HID1 and Golgi staining of fibroblasts. Double immunofluorescence staining of cultured fibroblast cells from patients and family members in comparison to a control patient. Representative confocal micrographs of a control individual (Ctrl, A1–A3), single-allelic HID1 variant family members (family-1,1:II-1; B1–B3; 1:II-2, C1–C3), and bi-allelic HID1 variant patients 1:III-3 (D1–D3) and 4:II-2 (E1–E3) stained with rabbit polyclonal antibodies against human HID1 (green) and mouse monoclonal antibodies against 58K Golgi marker (red).
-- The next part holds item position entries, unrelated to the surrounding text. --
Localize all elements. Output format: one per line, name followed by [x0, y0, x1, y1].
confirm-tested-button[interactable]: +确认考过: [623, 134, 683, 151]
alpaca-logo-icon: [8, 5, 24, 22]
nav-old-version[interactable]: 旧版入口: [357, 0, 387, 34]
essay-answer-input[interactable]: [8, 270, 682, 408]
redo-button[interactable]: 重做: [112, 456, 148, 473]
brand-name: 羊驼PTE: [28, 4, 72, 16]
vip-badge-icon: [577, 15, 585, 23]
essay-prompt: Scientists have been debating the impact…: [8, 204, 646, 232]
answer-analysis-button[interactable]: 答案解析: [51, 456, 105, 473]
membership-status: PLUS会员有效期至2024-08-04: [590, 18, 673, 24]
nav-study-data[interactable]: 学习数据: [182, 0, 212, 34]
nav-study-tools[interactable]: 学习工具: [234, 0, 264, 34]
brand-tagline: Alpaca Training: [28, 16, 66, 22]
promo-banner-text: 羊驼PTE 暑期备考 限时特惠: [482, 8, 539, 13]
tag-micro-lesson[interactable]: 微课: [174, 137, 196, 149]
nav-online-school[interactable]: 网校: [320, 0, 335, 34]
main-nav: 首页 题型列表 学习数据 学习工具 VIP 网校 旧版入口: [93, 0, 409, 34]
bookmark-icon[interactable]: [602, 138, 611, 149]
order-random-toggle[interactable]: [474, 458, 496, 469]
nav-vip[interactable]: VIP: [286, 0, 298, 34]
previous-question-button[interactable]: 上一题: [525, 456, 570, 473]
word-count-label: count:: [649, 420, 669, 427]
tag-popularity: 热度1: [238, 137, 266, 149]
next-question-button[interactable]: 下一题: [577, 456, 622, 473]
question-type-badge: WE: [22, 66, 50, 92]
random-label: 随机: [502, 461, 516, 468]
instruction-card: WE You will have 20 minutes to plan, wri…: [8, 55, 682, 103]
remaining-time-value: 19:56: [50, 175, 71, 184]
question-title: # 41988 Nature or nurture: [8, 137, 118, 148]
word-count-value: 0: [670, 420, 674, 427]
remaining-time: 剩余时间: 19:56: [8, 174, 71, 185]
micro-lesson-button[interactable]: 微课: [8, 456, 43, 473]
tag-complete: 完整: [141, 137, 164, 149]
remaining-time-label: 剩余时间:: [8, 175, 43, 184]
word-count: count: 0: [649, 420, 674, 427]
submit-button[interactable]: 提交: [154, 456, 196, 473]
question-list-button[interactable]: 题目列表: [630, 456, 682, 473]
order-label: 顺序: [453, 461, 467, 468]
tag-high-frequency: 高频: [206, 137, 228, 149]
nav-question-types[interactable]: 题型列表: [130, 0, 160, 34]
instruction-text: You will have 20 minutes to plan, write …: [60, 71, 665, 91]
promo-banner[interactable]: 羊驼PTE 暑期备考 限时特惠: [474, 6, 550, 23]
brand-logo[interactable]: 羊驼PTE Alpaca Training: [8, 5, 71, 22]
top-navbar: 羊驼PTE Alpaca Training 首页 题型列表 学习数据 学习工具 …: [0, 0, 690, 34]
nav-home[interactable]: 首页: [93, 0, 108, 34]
The overlay (yellow) shows a co-localization of HID1 and the Golgi apparatus in all fibroblasts. Scale bar = 35 μm.

FIGURE 7:

Extracellular acidification rate (ECAR) dependent on HID1 function. (A) Analysis of the mean relative ECAR change demonstrates that addition of 22.5 mM KCl was not sufficient to induce a significant increase of ECAR in any individual, while addition of 45 and 90 mM KCl induced a significantly higher increase in controls than in the affected individual 4:II-2. A parametric t-test was used to analyze the differences between the affected individuals and controls. Mean SEM are shown. *p < 0.05; **p < 0.01. (B–G) Baseline ECAR and relative change in (ECAR) in fibroblasts and PC12 cells after addition of potassium chloride (KCl). (B) Analysis of the relative change in ECAR over time shows lower values at all time points after addition of 45 mM KCl for the affected bi-allelic individual (4:II-2; n = 16 wells) compared to two controls (each n = 8 wells). (C) Analysis of the mean relative change of ECAR directly after 45 mM KCl addition reveals a significantly lower value in patient 4:II-2 compared to controls (time point 6 compared to time point 5). (D) Relative change in ECAR in the affected bi-allelic individual (1:III-3; n = 32 wells), heterozygous parents (father 1:II-1; n = 16 wells and mother 1:II-2; n = 16 wells) and two controls (each n = 14 wells) over time. (E) Mean relative change directly after 45 mM KCl addition is significantly lower in 1:III-3 compared to controls and heterozygous parents (time point 6 compared to time point 5). (F) Relative change in ECAR in PC12 wild-type and HID1 knockout cells over time. (G) Mean relative change directly after 90 mM KCl addition is significantly lower in HID1-knockout compared to wild-type cells (time point 6 compared to time point 5). A parametric t-test was used to analyze the differences between the affected individuals and controls. Mean SEM are shown. *p < 0.05; **p < 0.01; ***p < 0.001; ****p < 0.0001.